The 5ft is fine, I use one for everything from a jacket BC and swim suit to a back inflate and a dry suit. Unless you are very large or are doing single file swimming (like a narrow cave) there is rarely a need for a 7 ft hose....and you have 2 ft less hose to find a place to store.
I went through this a week ago and here's what I've found:
1) One website (GUE I think) actually said a long hose wasn't needed in an O/W rec environment. Another site suggested 5' and another 7'.
2) I bought the 7' cause that's what came with the Hog single tank package.
Like those in this thread, I spoke to a local aquaintance (instructor, cave diver, cave instructor? not sure ) and he suggested 5' would be better for me and that he might have a hose to trade me to help out.

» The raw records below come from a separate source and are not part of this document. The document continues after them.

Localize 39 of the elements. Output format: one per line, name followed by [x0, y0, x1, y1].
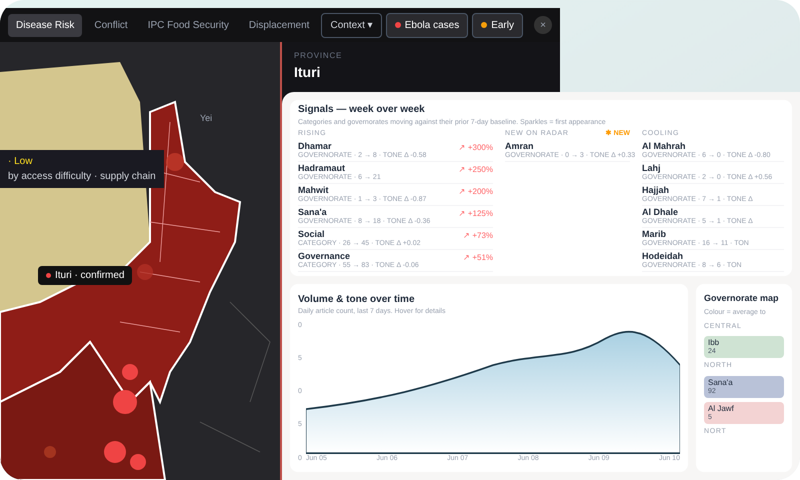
signal-name: Mahwit: [298, 186, 330, 195]
signal-name: Al Mahrah: [642, 142, 687, 151]
province-caption: PROVINCE: [294, 50, 344, 62]
card-title: Volume & tone over time: [298, 292, 416, 307]
layer-tab[interactable]: Context ▾: [321, 12, 382, 38]
legend-note: by access difficulty · supply chain: [8, 170, 156, 184]
layer-tab[interactable]: Displacement: [240, 14, 318, 36]
card-title: Governorate map: [704, 292, 780, 305]
layer-tab[interactable]: IPC Food Security: [140, 14, 237, 36]
card-title: Signals — week over week: [298, 104, 426, 116]
layer-chip[interactable]: Early: [472, 12, 523, 38]
delta-value: ↗ +51%: [463, 252, 493, 264]
signal-name: Dhamar: [298, 142, 333, 151]
signal-name: Lahj: [642, 164, 662, 173]
tile-name: Sana'a: [708, 378, 734, 387]
delta-value: ↗ +125%: [458, 208, 493, 220]
map-label: Yei: [200, 112, 212, 125]
tile-name: Al Jawf: [708, 404, 735, 413]
delta-value: ↗ +300%: [458, 142, 493, 154]
signal-name: Amran: [505, 142, 535, 151]
signal-name: Hodeidah: [642, 252, 684, 261]
close-button[interactable]: ×: [534, 16, 552, 34]
layer-chip[interactable]: Ebola cases: [386, 12, 468, 38]
province-name: Ituri: [294, 63, 322, 82]
layer-tab[interactable]: Disease Risk: [8, 14, 82, 36]
tooltip-text: Ituri · confirmed: [55, 269, 124, 283]
risk-level: · Low: [8, 155, 34, 169]
signal-name: Social: [298, 230, 326, 239]
signal-name: Al Dhale: [642, 208, 680, 217]
tile-name: Ibb: [708, 339, 720, 348]
signal-name: Marib: [642, 230, 668, 239]
layer-tab[interactable]: Conflict: [86, 14, 136, 36]
signal-name: Governance: [298, 252, 352, 261]
delta-value: ↗ +250%: [458, 164, 493, 176]
signal-name: Hadramaut: [298, 164, 346, 173]
delta-value: ↗ +200%: [458, 186, 493, 198]
signal-name: Hajjah: [642, 186, 670, 195]
signal-name: Sana'a: [298, 208, 328, 217]
delta-value: ↗ +73%: [463, 230, 493, 242]
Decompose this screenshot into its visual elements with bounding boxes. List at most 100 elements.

That said, I've had 4 dives with this rig now and I can't say that 7' seems to be any kind of problem. I don't own a canister so I put my shears over on might right hip. I wrap the hose under/behind that and across my chest and around my neck. Seems just right to be. I'm going to keep diving this until someone lets me try a 5'. If that seems better, I'll post back.
Oh and I'm 6'0" with a 44" waist for what that's worth. I'm not exactly DIR from a BMI perspective. (And many other perspectives...)
Assuming you don't feel like spending a lot of money on a can light right now, the issue then is that with a 7 foot hose, it needs to be routed under something. That something is typically a can light....However, the 7 foot hose can ALSO be routed under a knife on the wastebad( put where a can light would go) or a big pocket on the wasteband..... This way, you have the increased flexibility of use available with the 7 foot hose, and none of the cost for the can light....Someday you may see some divers using can lights as buddy communication tools, and as seeing aids, and want to try this.....when you get to experience the buddy effectiveness of the can lights, you may well decide they are too cool to pass on....With the 7 foot hose, you are good either way.